No obstante, lo que es realmente importante es la forma en que Levy Daniel lo tomó para crear una puesta completamente nueva y las decisiones que toma al respecto. Desde el momento de la utilización mínima de elementos para la escenografía de la puesta. Dos baúles ubicados en el lugar preciso, bastarán para que se realice un despliegue basado en las palabras y las actuaciones.
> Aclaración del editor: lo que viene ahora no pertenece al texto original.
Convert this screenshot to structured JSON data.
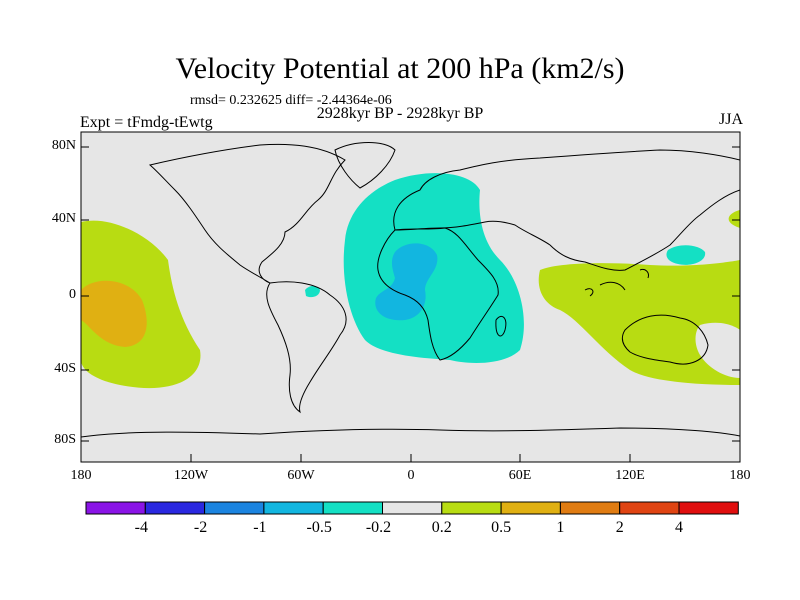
{
  "title": "Velocity Potential at 200 hPa (km2/s)",
  "stats": "rmsd= 0.232625 diff= -2.44364e-06",
  "period": "2928kyr BP - 2928kyr BP",
  "experiment": "Expt = tFmdg-tEwtg",
  "season": "JJA",
  "axes": {
    "lat_labels": [
      "80N",
      "40N",
      "0",
      "40S",
      "80S"
    ],
    "lon_labels": [
      "180",
      "120W",
      "60W",
      "0",
      "60E",
      "120E",
      "180"
    ]
  },
  "colorbar": {
    "labels": [
      "-4",
      "-2",
      "-1",
      "-0.5",
      "-0.2",
      "0.2",
      "0.5",
      "1",
      "2",
      "4"
    ],
    "colors": [
      "#8a14e6",
      "#2a28e0",
      "#1b84e0",
      "#12b6e0",
      "#14e0c4",
      "#e6e6e6",
      "#b8dc12",
      "#e0b012",
      "#e07c12",
      "#e04412",
      "#e00e0e"
    ]
  },
  "map_colors": {
    "background": "#e6e6e6",
    "cyan": "#14e0c4",
    "blue": "#12b6e0",
    "green": "#b8dc12",
    "orange": "#e0b012"
  }
}
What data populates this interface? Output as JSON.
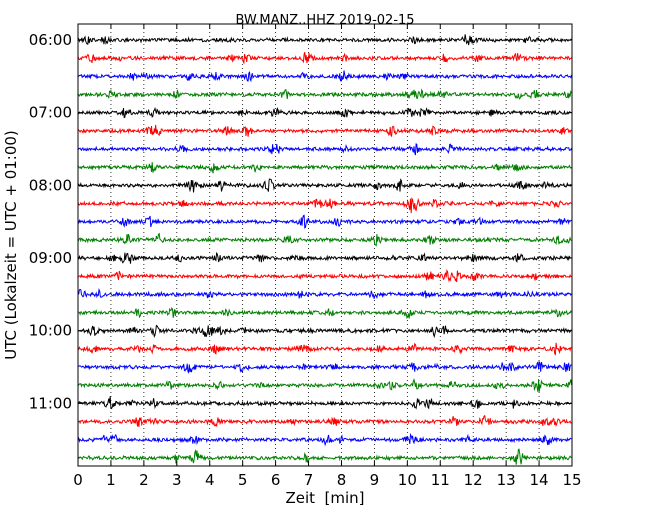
{
  "chart_data": {
    "type": "line",
    "title": "BW.MANZ..HHZ 2019-02-15",
    "xlabel": "Zeit  [min]",
    "ylabel": "UTC (Lokalzeit = UTC + 01:00)",
    "xlim": [
      0,
      15
    ],
    "x_ticks": [
      "0",
      "1",
      "2",
      "3",
      "4",
      "5",
      "6",
      "7",
      "8",
      "9",
      "10",
      "11",
      "12",
      "13",
      "14",
      "15"
    ],
    "y_tick_labels": [
      "06:00",
      "07:00",
      "08:00",
      "09:00",
      "10:00",
      "11:00"
    ],
    "trace_start": "06:00",
    "trace_interval_min": 15,
    "trace_count": 24,
    "trace_colors": [
      "#000000",
      "#ff0000",
      "#0000ff",
      "#007f00"
    ],
    "grid_x": true,
    "grid_style": "dotted"
  }
}
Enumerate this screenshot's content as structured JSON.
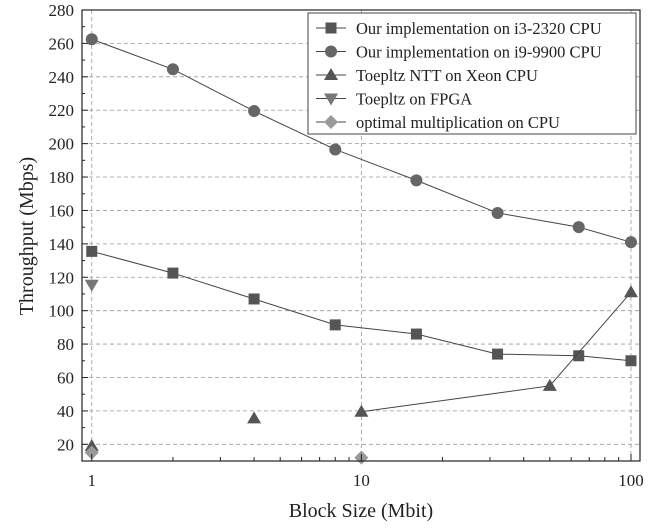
{
  "chart_data": {
    "type": "line",
    "title": "",
    "xlabel": "Block Size (Mbit)",
    "ylabel": "Throughput (Mbps)",
    "xscale": "log",
    "xlim": [
      0.92,
      108
    ],
    "ylim": [
      10,
      280
    ],
    "xticks": [
      1,
      10,
      100
    ],
    "xtick_labels": [
      "1",
      "10",
      "100"
    ],
    "yticks": [
      20,
      40,
      60,
      80,
      100,
      120,
      140,
      160,
      180,
      200,
      220,
      240,
      260,
      280
    ],
    "ytick_labels": [
      "20",
      "40",
      "60",
      "80",
      "100",
      "120",
      "140",
      "160",
      "180",
      "200",
      "220",
      "240",
      "260",
      "280"
    ],
    "grid": true,
    "legend_position": "top-right",
    "series": [
      {
        "name": "Our implementation on i3-2320 CPU",
        "marker": "square",
        "color": "#555555",
        "connected": true,
        "x": [
          1,
          2,
          4,
          8,
          16,
          32,
          64,
          100
        ],
        "y": [
          135.5,
          122.5,
          107,
          91.5,
          86,
          74,
          73,
          70
        ]
      },
      {
        "name": "Our implementation on i9-9900 CPU",
        "marker": "circle",
        "color": "#666666",
        "connected": true,
        "x": [
          1,
          2,
          4,
          8,
          16,
          32,
          64,
          100
        ],
        "y": [
          262.5,
          244.5,
          219.5,
          196.5,
          178,
          158.5,
          150,
          141
        ]
      },
      {
        "name": "Toepltz NTT on Xeon CPU",
        "marker": "triangle-up",
        "color": "#555555",
        "connected": [
          false,
          false,
          true,
          true,
          true
        ],
        "x": [
          1,
          4,
          10,
          50,
          100
        ],
        "y": [
          19,
          35.5,
          39.5,
          55,
          111
        ]
      },
      {
        "name": "Toepltz on FPGA",
        "marker": "triangle-down",
        "color": "#777777",
        "connected": false,
        "x": [
          1
        ],
        "y": [
          115.5
        ]
      },
      {
        "name": "optimal multiplication on CPU",
        "marker": "diamond",
        "color": "#999999",
        "connected": false,
        "x": [
          1,
          10
        ],
        "y": [
          15,
          12
        ]
      }
    ]
  }
}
De esta manera, como un gran rompecabezas que se irá armando progresivamente, se desplegará una puesta con un texto por demás rico en los planteos que realiza. Porque, si bien el “disparador” puede ser el incesto, también aborda la relación entre el deseo y los mandatos sociales. El “deber ser” frente a una necesidad como es la que enfrenta la familia compuesta por Franco, el padre y sus dos hijos, Ada y Juan, protagonistas del amor prohibido. Los campos de Franco han sufrido las consecuencias de una inundación por demás severa por la que necesita dinero para hacer frente a las pérdidas. Allí es donde aparece Toranzo, un terrateniente de gran poder económico que está enamorado de Ada. Será en ese instante donde el amor pasa a ser un valor de cambio. Un matrimonio a cambio de bienestar económico pero será ese “amor verdadero” –amén de prohibido- el único capaz de oponerse un sistema de producción que no tiene en cuenta estas “peripecias”. Como no podía ser de otra manera, la culpa también hará de las suyas para que la concreción de “lo deseado” no sea tal. Será en ese instante donde el público será cooptado por una dramaturgia tan rica como compleja y dinámica que el motivo principal del incesto, quedará en un segundo plano.
La entrada y salida constante de los actores, le brinda un gran dinamismo a una puesta que no decae en su ritmo y en la tensión dramática. Atrapante desde principio a fin, el texto se condice con sentidas actuaciones. Una Maia Francia magnética y arrolladora, da vida a una Ada que vive y sufre por un amor tan real como imposible (?). Tanto Pablo Razuk como Martín Ortiz dan vida a los hombres que luchan por su amor, desde veredas opuestas, pero con similar prestancia. El primero, desde la visceralidad del que ama desde el corazón y el segundo, como Toranzo, desde la codicia de quien tiene al otro como objeto de deseo. Silvia Villazur es Valda, la mucama abnegada y fiel que será quien lleve la voz cantante del relato. César André será la cabeza de una familia que se desmorona victima de su propio amor como de su ceguera en salvar a su propio campo, sea cual fuera el precio a pagar. Párrafo aparte para Enrique Papatino como Cipriano, el sicario, secretario y también confesor/consejero de Toranzo. Su forma en que desdobla a su personaje entre la bestialidad y el frío cálculo de cada una de sus posibilidades es, por demás, destacable.
El vestuario de Alejandro Mateo es fundamental para la constitución de la personalidad de cada uno de los personajes. La música de Sergio Vainikoff es creativa y precisa ya que dota de una ambientación exacta pero sin caer en motivos campestres obvios.
Los hechizados” mezcla incesto, tragedia shakespereana y la lucha entre el deseo y el deber ser, en la pampa húmeda donde la civilización y la barbarie continúan una lucha eterna donde no hay vencedores y todos son los vencidos.